Success
Success
Home
»
Regulasi
»
Detail Berita


Negara Menjamin Hak Konsumen, Pinjaman Online Tak Boleh Sewenang-wenang

Foto: Ilustrasi Fintech
Media Partnerships
Oleh : Ahmad Badawi

Semarang, Wartakonsumen.com — Dalam beberapa tahun terakhir, industri pinjaman online (pinjol) berkembang pesat di Indonesia. Kemudahan mengakses dana melalui aplikasi atau situs web membuat layanan ini menarik, terutama bagi masyarakat yang belum terjangkau lembaga keuangan formal. Namun, pertumbuhan pesat ini juga disertai dengan maraknya praktik-praktik yang merugikan konsumen.

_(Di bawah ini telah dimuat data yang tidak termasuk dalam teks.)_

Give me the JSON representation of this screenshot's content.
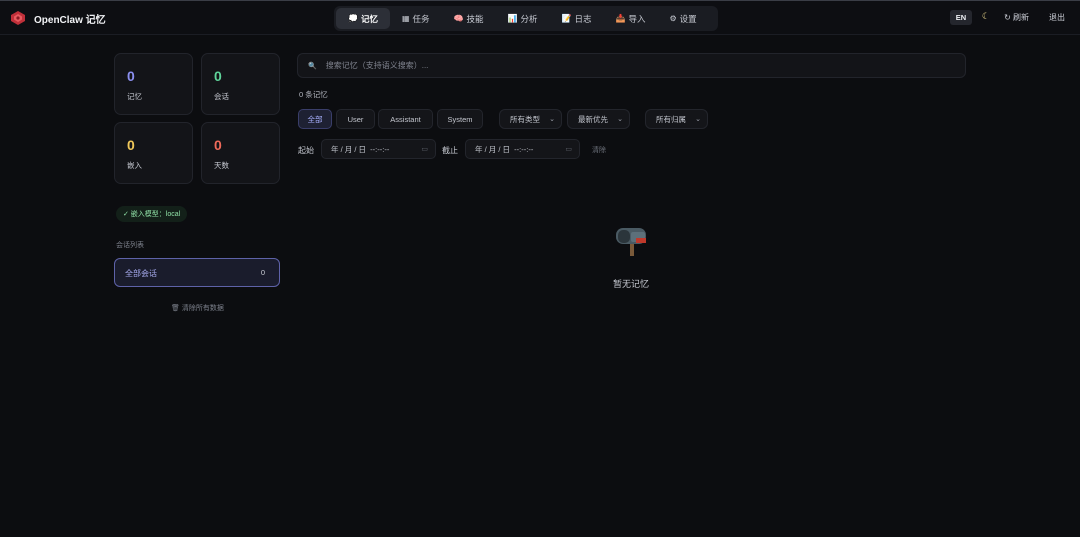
{
  "header": {
    "brand_title": "OpenClaw 记忆",
    "nav": [
      {
        "label": "记忆",
        "icon": "💭",
        "active": true
      },
      {
        "label": "任务",
        "icon": "▦",
        "active": false
      },
      {
        "label": "技能",
        "icon": "🧠",
        "active": false
      },
      {
        "label": "分析",
        "icon": "📊",
        "active": false
      },
      {
        "label": "日志",
        "icon": "📝",
        "active": false
      },
      {
        "label": "导入",
        "icon": "📥",
        "active": false
      },
      {
        "label": "设置",
        "icon": "⚙",
        "active": false
      }
    ],
    "lang": "EN",
    "theme_icon": "☾",
    "refresh": "↻ 刷新",
    "logout": "退出"
  },
  "stats": [
    {
      "value": "0",
      "label": "记忆",
      "color": "#8b8ff0"
    },
    {
      "value": "0",
      "label": "会话",
      "color": "#5fd49a"
    },
    {
      "value": "0",
      "label": "嵌入",
      "color": "#f0c85a"
    },
    {
      "value": "0",
      "label": "天数",
      "color": "#f06a5a"
    }
  ],
  "sidebar": {
    "embed_model": "✓ 嵌入模型：local",
    "session_heading": "会话列表",
    "sessions": [
      {
        "name": "全部会话",
        "count": "0"
      }
    ],
    "clear_all": "🗑 清除所有数据"
  },
  "search": {
    "placeholder": "搜索记忆（支持语义搜索）..."
  },
  "result_count": "0 条记忆",
  "filters": {
    "roles": [
      "全部",
      "User",
      "Assistant",
      "System"
    ],
    "type_select": "所有类型",
    "sort_select": "最新优先",
    "owner_select": "所有归属"
  },
  "date_range": {
    "from_label": "起始",
    "to_label": "截止",
    "from_value": "年 / 月 / 日  --:--:--",
    "to_value": "年 / 月 / 日  --:--:--",
    "clear": "清除"
  },
  "empty_state": {
    "text": "暂无记忆",
    "icon": "mailbox-icon"
  },
  "colors": {
    "accent": "#5e62a8",
    "background": "#0c0d10"
  }
}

Dari bunga mencekik, teror penagihan, hingga penyalahgunaan data pribadi, pinjol menjadi momok bagi sebagian masyarakat.

Dalam konteks inilah penting untuk menekankan bahwa negara menjamin hak-hak konsumen dan telah menerbitkan regulasi yang mengatur perlindungan terhadap konsumen layanan pinjaman online.

Menjamurnya Pinjol dan Dampaknya

Kemunculan pinjol awalnya menjawab kebutuhan pasar akan akses pembiayaan cepat tanpa prosedur yang rumit. Namun, dalam praktiknya, banyak layanan pinjol yang beroperasi tanpa izin dari Otoritas Jasa Keuangan (OJK) atau tanpa mengindahkan prinsip perlindungan konsumen.

Tak sedikit konsumen yang terjebak dalam skema bunga berlipat ganda, penagihan dengan intimidasi, hingga pencemaran nama baik.

Menurut laporan OJK, sepanjang tahun 2024 hingga pertengahan 2025, ribuan aduan masyarakat telah masuk melalui Aplikasi Portal Perlindungan Konsumen (APPK), dengan sebagian besar berkaitan dengan sektor pinjaman online. Ini menjadi sinyal kuat bahwa ekosistem pinjol masih belum sepenuhnya sehat dan memerlukan pengawasan lebih ketat.

Payung Hukum dan Lembaga Pengawas

Untuk melindungi masyarakat dari praktik pinjol ilegal dan sewenang-wenang, pemerintah telah mengatur sejumlah regulasi.

Otoritas Jasa Keuangan menjadi lembaga yang mengawasi layanan keuangan berbasis teknologi, termasuk pinjol, melalui sejumlah aturan.

Di antaranya adalah Peraturan OJK (POJK) Nomor 77/POJK.01/2016 tentang Layanan Pinjam Meminjam Uang Berbasis Teknologi Informasi, yang mewajibkan penyelenggara pinjol untuk terdaftar dan berizin di OJK.

Selain itu, Undang-Undang Nomor 8 Tahun 1999 tentang Perlindungan Konsumen memberikan dasar hukum bahwa setiap konsumen memiliki hak atas kenyamanan, keamanan, dan keselamatan dalam menggunakan barang dan/atau jasa, termasuk dalam layanan pinjol.

Konsumen juga memiliki hak untuk mendapatkan informasi yang benar dan jelas, serta hak untuk diperlakukan secara adil dan tidak diskriminatif.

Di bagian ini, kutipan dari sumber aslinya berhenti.